See, here's what we want to avoid at all costs: "Well, same old Tennessee." Because yeah, the talent level still isn't where we want it to be and we're still thin in some dangerous places, especially against a team that likes to run 100 plays a minute. But Butch Jones has been doing everything to convince everyone that isn't the case anymore, and that this program hasn't just stopped digging, but can move forward. We don't have to win to prove that point. We just need to get a little closer.
The news about Tyler Bray and especially Maurice Couch is, if you will, the fever that's crept up over this game. Hopefully it's just a fever and we'll get over it in a few days. Hopefully it doesn't linger and end up costing us a chance to move forward. We'll have to wait and see. For now, all the Vols can do is take another step forward and go play.
Because here's what I also think, and I think many Tennessee fans think it too: Florida is next, and they look beatable. Going down 21-16 to Miami? Even better.
Granted, the Gators have looked beatable this time of year several times before, especially the last two autumns, and since 2005 we've been wrong about that. But again, Butch Jones has a way about him that's made people believe, and already made a tangible impact on this team. I want us and them to go to Gainesville believing we've got a chance to win. And if Oregon decimates us by 40, I don't know how much of that will remain.
I also don't want Justin Worley to struggle so mightily that we spend all of next week talking about whether we need to make a quarterback change instead of how we can upset the mighty Gators. Tennessee will almost certainly trot out its impressive offensive line and its seasoned tailbacks and tell Oregon's defense to come get some. How long will it work, and what will Worley do when the Ducks bring more than we can block to the fight? We're about to find out.
I expect Tennessee to put up a better fight against Oregon this time. It's not because I expect us to play them closer than five touchdowns as much as I expect this team to play hard for its head coach for a change. We are young and learning, and the education we'll receive on Saturday can be valuable down the line if we can learn from it and not regress from it.
And that's the motto all first year head coaches following the guy that got fired will preach: the past is the past, focus on the present, focus on getting better. Tennessee may not beat Oregon, but we can get better on Saturday and give ourselves a chance to beat one of the other big guns on our schedule. You and me and all of us want to move forward, and I think we can leave Saturday's game feeling okay about that even in defeat.

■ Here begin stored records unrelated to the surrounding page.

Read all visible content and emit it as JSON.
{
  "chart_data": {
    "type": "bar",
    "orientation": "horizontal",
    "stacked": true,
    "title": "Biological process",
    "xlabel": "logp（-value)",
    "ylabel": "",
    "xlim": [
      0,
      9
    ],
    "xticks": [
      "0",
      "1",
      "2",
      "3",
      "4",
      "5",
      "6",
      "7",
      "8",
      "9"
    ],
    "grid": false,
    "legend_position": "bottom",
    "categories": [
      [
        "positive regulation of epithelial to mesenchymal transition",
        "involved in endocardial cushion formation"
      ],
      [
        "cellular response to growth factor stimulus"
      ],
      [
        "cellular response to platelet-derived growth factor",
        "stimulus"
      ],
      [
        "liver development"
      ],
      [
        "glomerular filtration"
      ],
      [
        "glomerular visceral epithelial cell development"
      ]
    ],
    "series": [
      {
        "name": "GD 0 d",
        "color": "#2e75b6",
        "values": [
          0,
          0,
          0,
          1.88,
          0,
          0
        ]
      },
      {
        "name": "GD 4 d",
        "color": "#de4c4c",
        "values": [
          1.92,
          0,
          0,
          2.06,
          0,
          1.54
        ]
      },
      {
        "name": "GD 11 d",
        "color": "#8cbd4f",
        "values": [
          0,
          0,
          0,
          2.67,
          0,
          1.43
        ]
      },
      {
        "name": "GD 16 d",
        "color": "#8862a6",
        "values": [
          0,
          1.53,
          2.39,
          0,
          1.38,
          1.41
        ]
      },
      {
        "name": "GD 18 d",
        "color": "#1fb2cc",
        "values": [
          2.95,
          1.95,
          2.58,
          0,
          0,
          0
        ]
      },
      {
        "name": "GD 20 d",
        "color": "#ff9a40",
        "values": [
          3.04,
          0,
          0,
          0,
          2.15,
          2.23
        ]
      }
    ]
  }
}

And hey, you never know. Sometimes the seals don't break and your wagon doesn't sink. Sometimes a fever is just a fever and it passes in a few days. Sometimes when you have a moment when your wagon breaks you can fix it right away and move on. Sometimes you can dictate pace with your ground game and play for and make the breaks defensively. Because the longer you play and the better you do, the more you start to think, "Okay, maybe...maybe this time..."
Maybe the Vols will find a way to be there in the end. But even if we don't, we can still show improvement, we can still put the past behind us, and we can still move forward with confidence in Butch Jones. We don't have to beat the game. We just need to make it a little closer.